Alternative-A loans behind residential mortgage-backed securities have seen a sharp increase in defaults as home prices continue falling, available loan programs contract and delinquent borrowers become more willing to walk away.
The rapid deterioration in Alt-A performance has prompted Fitch Ratings to take a closer look at the 417 Alt-A transactions it rates, including 138 adjustable-rate mortgage deals and 279 fixed-rate deals. The review involves $160 billion in RMBS, which have already been placed on Rating Watch Negative.
The ratings agency expects to complete it review of the deals by next month.
Fitch said there are $10 billion of subordinate Alt-A RMBS that face the most pressure from rising defaults. Subordinate classes from 2005 to 2007 transactions that Fitch has taken ratings actions on number 199.
"Accelerating home price declines partly due to the recent dramatic contraction in the non-agency mortgage origination and securitization markets has been the primary catalyst of the Alt-A performance downturn," Fitch Managing Director Glenn Costello said in the statement. "This development has effectively eliminated the option to sell or refinance a home for many borrowers."
Delinquency of at least 60 days has reached 8.6 percent on fixed-rate transactions from 2006 and 13.6 percent on ARM transactions, according to the announcement. Historically, Alt-A delinquency had been between 1 percent and 2 percent.
Lifetime loss rates estimates on the 2006 vintage 'B' tranches have risen to 2.9 percent on fixed-rate loans and 3.1 percent for hybrid ARMs. On 2007 vintage 'B' tranches, loss rates on fixed-rate deals have jumped to 3.4 percent while they have risen to 4.1 percent for 'B' ARM classes.

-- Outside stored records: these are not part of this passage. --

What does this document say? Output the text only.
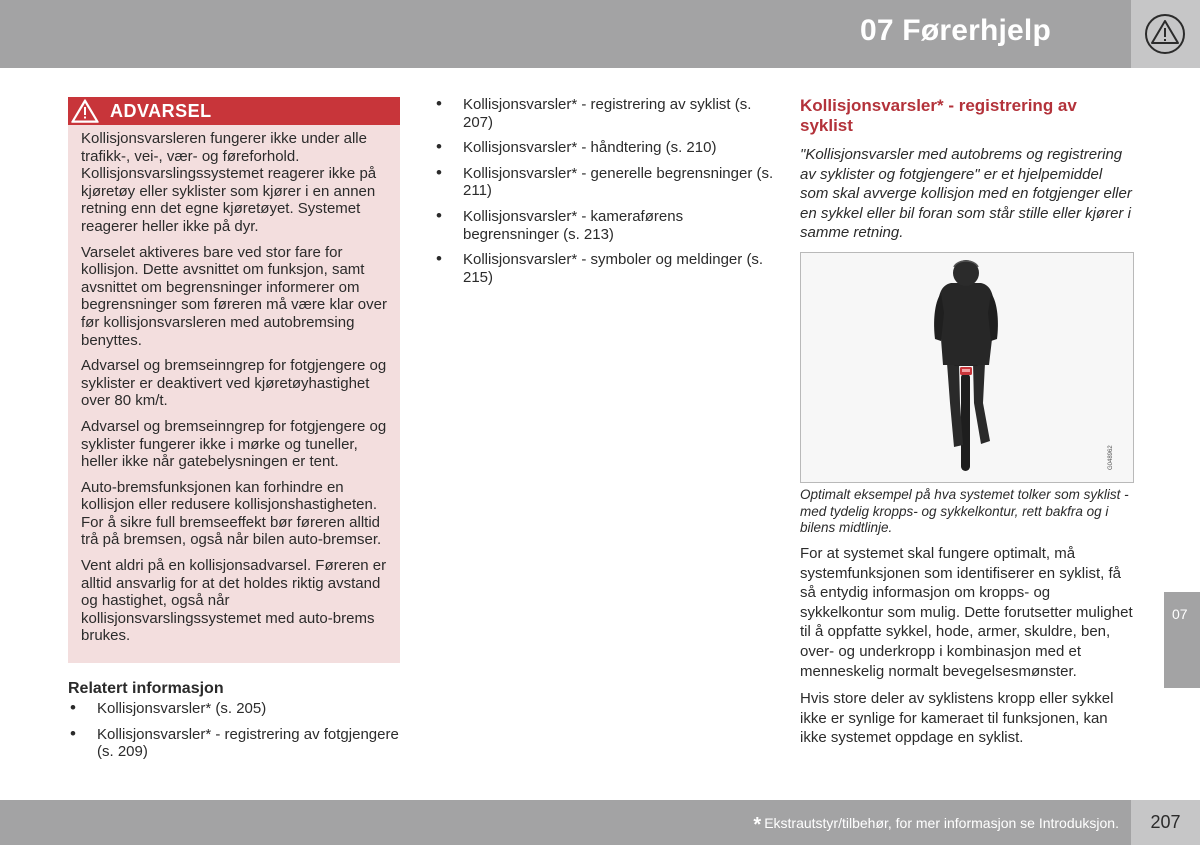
07 Førerhjelp
ADVARSEL

Kollisjonsvarsleren fungerer ikke under alle trafikk-, vei-, vær- og føreforhold. Kollisjonsvarslingssystemet reagerer ikke på kjøretøy eller syklister som kjører i en annen retning enn det egne kjøretøyet. Systemet reagerer heller ikke på dyr.

Varselet aktiveres bare ved stor fare for kollisjon. Dette avsnittet om funksjon, samt avsnittet om begrensninger informerer om begrensninger som føreren må være klar over før kollisjonsvarsleren med autobremsing benyttes.

Advarsel og bremseinngrep for fotgjengere og syklister er deaktivert ved kjøretøyhastighet over 80 km/t.

Advarsel og bremseinngrep for fotgjengere og syklister fungerer ikke i mørke og tuneller, heller ikke når gatebelysningen er tent.

Auto-bremsfunksjonen kan forhindre en kollisjon eller redusere kollisjonshastigheten. For å sikre full bremseeffekt bør føreren alltid trå på bremsen, også når bilen auto-bremser.

Vent aldri på en kollisjonsadvarsel. Føreren er alltid ansvarlig for at det holdes riktig avstand og hastighet, også når kollisjonsvarslingssystemet med auto-brems brukes.

Relatert informasjon
• Kollisjonsvarsler* (s. 205)
• Kollisjonsvarsler* - registrering av fotgjengere (s. 209)
• Kollisjonsvarsler* - registrering av syklist (s. 207)
• Kollisjonsvarsler* - håndtering (s. 210)
• Kollisjonsvarsler* - generelle begrensninger (s. 211)
• Kollisjonsvarsler* - kameraførens begrensninger (s. 213)
• Kollisjonsvarsler* - symboler og meldinger (s. 215)
Kollisjonsvarsler* - registrering av syklist
"Kollisjonsvarsler med autobrems og registrering av syklister og fotgjengere" er et hjelpemiddel som skal avverge kollisjon med en fotgjenger eller en sykkel eller bil foran som står stille eller kjører i samme retning.
G048962
Optimalt eksempel på hva systemet tolker som syklist - med tydelig kropps- og sykkelkontur, rett bakfra og i bilens midtlinje.

For at systemet skal fungere optimalt, må systemfunksjonen som identifiserer en syklist, få så entydig informasjon om kropps- og sykkelkontur som mulig. Dette forutsetter mulighet til å oppfatte sykkel, hode, armer, skuldre, ben, over- og underkropp i kombinasjon med et menneskelig normalt bevegelsesmønster.

Hvis store deler av syklistens kropp eller sykkel ikke er synlige for kameraet til funksjonen, kan ikke systemet oppdage en syklist.

07
* Ekstrautstyr/tilbehør, for mer informasjon se Introduksjon.	207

The New York-based agency noted its analysis is based on a 25 percent home price decline from the peak in 2006. Another factor is the willingness of Alt-A borrowers with high loan-to-values to walk away from properties.
"This behavior appears to be largely attributable to the use of high risk mortgage products such as 'piggy-back' second liens and stated-income documentation programs, which in many instances were poorly underwritten and susceptible to borrower/broker fraud," the statement said. "While Alt-A mortgage pools represent a broad range of borrower and loan characteristics, these risk factors are present in many Alt-A transactions."
Fitch explained that falling mortgage rates and the recently enacted economic stimulus package could positively influence Alt-A default and loss rates.